A dear friend was kind enough to think of me recently when the library was discarding some older books and she spied “Education in the Kindergarten” by Josephine C. Foster and Neith E. Headley, published in 1948. I have been enjoying it so much this week! There are several passages that I plan to share during the year, but this one just has to be the first:
Motion-Picture Projectors
“The motion-picture projector is seldom the property of a kindergarten. The machine is usually owned either by the school or by the school system. Motion pictures provide wonderful educational opportunities for older children, but so far as kindergarten children are concerned, they are often confusing and confounding. The action, in most cases, moves so quickly before the eyes and so much takes place in a short period of time, that the five-year-old often gets a very distorted idea of what is really happening in the film.
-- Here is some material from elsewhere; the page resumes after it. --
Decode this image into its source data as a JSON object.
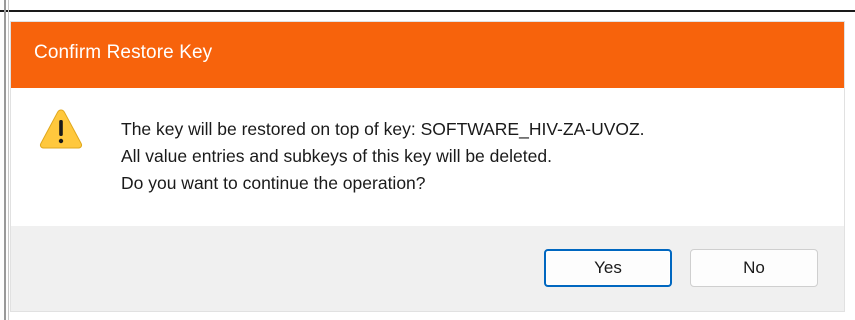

If the five-year-olds as a group are to see moving pictures, it would be well to limit the experience to very brief showing which can be run through more than a single time. It is not in the interest of five-year-olds to go to a general school auditorium for the viewing of a forty-five to ninety-minute film. There are, of course, some movie films which supply in a simple and direct way desirable information and interesting entertainment for five-year-olds; but most of the materials could better be presented to the kindergarten children through still films. Films cost around $50 to $60 and can be rented for approximately $3.50 per day.”